Паутина грез - Эндрюс Вирджиния. Страница 30

И, несмотря ни на что, его лицо все еще мелькало передо мной. Глаза умоляли о снисхождении и доверии, упрашивали признать его отцом… Но разве могла я представить в этой роли такого молодого человека… Он сам, должно быть, почувствует себя глупо, когда узнает настоящий мамин возраст.

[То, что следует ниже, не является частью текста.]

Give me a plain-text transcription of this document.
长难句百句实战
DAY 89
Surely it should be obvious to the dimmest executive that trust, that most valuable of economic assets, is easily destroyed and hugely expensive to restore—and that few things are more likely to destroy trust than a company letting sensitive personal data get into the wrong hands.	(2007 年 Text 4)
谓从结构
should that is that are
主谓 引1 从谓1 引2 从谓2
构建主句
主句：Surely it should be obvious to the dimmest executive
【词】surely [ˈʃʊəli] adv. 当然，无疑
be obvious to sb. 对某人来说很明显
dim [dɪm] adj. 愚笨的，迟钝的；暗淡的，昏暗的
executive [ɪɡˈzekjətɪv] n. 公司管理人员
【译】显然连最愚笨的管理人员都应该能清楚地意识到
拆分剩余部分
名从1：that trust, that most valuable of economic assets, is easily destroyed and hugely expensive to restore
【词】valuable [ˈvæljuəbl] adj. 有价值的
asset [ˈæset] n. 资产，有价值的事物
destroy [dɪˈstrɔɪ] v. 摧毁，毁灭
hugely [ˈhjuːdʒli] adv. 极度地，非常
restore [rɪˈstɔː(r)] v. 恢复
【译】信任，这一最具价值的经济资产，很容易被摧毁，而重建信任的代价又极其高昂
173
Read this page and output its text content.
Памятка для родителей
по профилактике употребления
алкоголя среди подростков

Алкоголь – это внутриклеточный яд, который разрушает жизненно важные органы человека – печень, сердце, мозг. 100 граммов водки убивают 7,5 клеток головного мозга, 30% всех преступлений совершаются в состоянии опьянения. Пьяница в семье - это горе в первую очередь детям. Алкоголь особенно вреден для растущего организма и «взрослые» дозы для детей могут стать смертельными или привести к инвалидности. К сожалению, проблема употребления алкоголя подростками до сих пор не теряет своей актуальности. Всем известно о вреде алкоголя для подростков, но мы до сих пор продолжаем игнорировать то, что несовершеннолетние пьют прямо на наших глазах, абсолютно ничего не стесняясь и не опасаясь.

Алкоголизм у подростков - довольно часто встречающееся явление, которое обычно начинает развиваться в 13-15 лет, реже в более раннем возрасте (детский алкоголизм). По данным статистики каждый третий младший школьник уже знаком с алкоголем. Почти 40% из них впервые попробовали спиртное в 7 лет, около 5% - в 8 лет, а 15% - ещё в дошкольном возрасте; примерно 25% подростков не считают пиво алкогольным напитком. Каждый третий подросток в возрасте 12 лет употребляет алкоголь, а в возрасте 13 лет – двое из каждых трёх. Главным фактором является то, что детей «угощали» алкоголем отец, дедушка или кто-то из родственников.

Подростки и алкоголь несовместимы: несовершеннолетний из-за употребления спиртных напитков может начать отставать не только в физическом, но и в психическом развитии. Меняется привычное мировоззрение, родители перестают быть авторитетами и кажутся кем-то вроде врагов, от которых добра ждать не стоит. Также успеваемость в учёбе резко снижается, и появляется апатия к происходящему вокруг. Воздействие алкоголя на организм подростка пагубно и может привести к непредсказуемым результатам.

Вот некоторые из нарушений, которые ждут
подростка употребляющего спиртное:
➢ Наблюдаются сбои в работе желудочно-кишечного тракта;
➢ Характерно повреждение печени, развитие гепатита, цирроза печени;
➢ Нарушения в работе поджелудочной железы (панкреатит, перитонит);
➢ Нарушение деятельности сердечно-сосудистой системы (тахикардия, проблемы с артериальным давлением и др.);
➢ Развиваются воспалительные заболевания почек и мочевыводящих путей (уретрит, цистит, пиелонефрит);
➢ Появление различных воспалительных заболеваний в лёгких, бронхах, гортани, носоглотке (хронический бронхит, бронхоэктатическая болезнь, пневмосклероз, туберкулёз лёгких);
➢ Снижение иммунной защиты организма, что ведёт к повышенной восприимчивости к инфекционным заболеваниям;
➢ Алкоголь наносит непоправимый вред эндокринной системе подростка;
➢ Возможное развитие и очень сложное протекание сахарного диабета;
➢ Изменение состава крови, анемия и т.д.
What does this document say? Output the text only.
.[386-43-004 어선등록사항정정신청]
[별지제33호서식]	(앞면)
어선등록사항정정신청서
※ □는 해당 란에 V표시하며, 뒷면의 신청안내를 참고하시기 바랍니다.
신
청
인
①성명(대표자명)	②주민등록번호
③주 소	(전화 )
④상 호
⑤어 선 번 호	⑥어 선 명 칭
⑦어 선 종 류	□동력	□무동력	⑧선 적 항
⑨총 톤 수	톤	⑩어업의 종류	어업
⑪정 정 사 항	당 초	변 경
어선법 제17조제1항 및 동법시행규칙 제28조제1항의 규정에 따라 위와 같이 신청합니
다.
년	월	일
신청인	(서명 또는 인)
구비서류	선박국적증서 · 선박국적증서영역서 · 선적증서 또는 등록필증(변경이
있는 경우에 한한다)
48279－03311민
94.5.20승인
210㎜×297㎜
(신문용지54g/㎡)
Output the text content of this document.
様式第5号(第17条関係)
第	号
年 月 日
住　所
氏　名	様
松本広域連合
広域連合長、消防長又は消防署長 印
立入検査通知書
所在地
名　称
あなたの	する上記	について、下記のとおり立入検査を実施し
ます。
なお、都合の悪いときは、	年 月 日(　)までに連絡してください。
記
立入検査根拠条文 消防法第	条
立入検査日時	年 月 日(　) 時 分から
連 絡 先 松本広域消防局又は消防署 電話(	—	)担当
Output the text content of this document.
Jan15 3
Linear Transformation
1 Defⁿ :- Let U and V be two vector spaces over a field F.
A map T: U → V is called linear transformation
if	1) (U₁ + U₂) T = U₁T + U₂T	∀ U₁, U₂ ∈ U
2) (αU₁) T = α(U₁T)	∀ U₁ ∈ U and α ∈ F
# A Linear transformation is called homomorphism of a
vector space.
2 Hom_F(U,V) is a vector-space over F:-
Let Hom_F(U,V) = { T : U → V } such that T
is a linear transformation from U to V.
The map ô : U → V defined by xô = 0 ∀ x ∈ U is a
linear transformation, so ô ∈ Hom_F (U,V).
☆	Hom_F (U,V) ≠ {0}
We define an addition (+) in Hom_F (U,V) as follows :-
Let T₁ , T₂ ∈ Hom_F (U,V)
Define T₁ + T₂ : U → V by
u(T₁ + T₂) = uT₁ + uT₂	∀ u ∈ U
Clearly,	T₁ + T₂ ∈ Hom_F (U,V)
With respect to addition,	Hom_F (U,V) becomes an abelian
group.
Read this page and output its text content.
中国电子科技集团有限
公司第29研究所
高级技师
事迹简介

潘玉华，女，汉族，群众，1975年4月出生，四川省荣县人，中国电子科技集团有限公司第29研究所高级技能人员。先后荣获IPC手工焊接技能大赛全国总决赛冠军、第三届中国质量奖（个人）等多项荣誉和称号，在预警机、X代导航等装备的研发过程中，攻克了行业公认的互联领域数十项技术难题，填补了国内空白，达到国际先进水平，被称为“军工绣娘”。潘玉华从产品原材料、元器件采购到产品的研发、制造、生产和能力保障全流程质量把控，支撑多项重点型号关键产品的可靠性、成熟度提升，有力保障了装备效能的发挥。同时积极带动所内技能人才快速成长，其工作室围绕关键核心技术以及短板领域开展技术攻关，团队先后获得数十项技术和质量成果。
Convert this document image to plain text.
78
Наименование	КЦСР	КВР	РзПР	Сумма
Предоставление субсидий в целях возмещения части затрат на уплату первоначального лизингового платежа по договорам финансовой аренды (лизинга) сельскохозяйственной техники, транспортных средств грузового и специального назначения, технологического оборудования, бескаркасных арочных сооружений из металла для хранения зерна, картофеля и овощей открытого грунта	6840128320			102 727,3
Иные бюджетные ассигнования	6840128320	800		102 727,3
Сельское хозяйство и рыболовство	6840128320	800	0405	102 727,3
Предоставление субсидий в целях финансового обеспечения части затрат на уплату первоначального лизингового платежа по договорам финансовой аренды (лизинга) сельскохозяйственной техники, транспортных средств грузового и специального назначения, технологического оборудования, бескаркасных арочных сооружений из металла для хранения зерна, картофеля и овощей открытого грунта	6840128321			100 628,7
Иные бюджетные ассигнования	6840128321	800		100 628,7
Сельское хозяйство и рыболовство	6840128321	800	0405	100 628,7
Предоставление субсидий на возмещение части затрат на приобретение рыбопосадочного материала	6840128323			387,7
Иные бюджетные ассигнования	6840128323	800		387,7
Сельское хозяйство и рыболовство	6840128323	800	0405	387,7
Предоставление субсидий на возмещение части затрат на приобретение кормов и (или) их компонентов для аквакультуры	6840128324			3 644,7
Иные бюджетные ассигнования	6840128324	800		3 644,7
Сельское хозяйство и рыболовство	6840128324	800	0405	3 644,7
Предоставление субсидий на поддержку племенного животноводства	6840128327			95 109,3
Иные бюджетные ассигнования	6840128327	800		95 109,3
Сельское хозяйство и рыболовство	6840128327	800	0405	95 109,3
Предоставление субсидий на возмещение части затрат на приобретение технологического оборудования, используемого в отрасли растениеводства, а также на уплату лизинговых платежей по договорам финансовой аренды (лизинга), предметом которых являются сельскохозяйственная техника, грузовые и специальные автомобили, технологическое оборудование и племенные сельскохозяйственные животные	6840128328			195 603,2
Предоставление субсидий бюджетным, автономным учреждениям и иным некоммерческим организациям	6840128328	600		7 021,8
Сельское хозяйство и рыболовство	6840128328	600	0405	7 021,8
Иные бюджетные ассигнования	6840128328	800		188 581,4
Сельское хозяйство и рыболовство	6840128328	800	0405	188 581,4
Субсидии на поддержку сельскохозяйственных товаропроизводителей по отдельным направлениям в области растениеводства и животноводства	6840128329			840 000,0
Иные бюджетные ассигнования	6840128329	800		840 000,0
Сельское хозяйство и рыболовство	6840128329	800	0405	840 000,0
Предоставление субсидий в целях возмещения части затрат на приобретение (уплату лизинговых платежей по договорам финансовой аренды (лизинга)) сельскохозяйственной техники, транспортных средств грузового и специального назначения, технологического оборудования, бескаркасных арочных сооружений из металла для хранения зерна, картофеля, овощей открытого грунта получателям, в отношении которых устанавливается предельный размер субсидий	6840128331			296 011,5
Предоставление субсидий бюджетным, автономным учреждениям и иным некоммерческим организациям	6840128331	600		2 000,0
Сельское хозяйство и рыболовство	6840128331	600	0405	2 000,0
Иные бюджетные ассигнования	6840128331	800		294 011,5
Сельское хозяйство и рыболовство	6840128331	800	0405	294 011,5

Жизнь, которая была простой и радостной, как детская книжка с картинками, вдруг стала сложной и мучительной. И мне все это противно, мерзко! Эта глупая репетиция, это нелепое платье, в конце концов, сама мысль о том, что я буду в свадебной свите родной матери, была мне ненавистна. Ненависть вызывали и этот дом, и бесчисленная прислуга, и усадьба, и…

— Привет! Готова?

Вулкан ненависти угас. Я увидела малыша Троя, одетого по всем правилам: смокинг, бабочка, фамильное колечко на пальце, аккуратно зачесанные волосы… миниатюрная копия красавца-брата. Ярости моей как не бывало.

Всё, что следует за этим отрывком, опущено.